Our results showed that patients who received IVC injection at the end of surgery had better BCVA at the early post-operative visit, which may be related to the decreased macular oedema, because macular oedema can significantly affect visual acuity [36,37,38]. In this study, CRT was measured post-operatively. CRT decreased gradually in both groups. IVC injection at the end of surgery significantly reduced CRT at the early post-operative visit.
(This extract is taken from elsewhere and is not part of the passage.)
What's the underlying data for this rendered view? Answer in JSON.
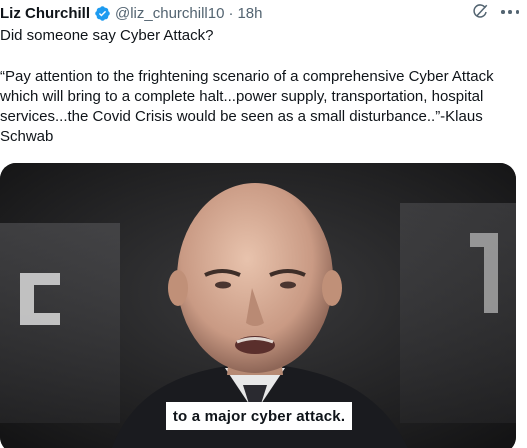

However, this study had several limitations. First, the sample size was relatively small. Second, the follow-up duration was short. Therefore, more studies are needed to confirm the effect of IVC at the end of vitrectomy.

Conclusions

In conclusion, this study investigates the effects of pre-operative and post-operative IVC on the severe PDR. Our results indicate that the adjunctive use of pre-operative and post-operative IVC is a safe and effective method. It can reduce early POVH recurrence and improve visual acuity quickly. Further studies are needed to investigate the effect of IVC at the end of vitrectomy.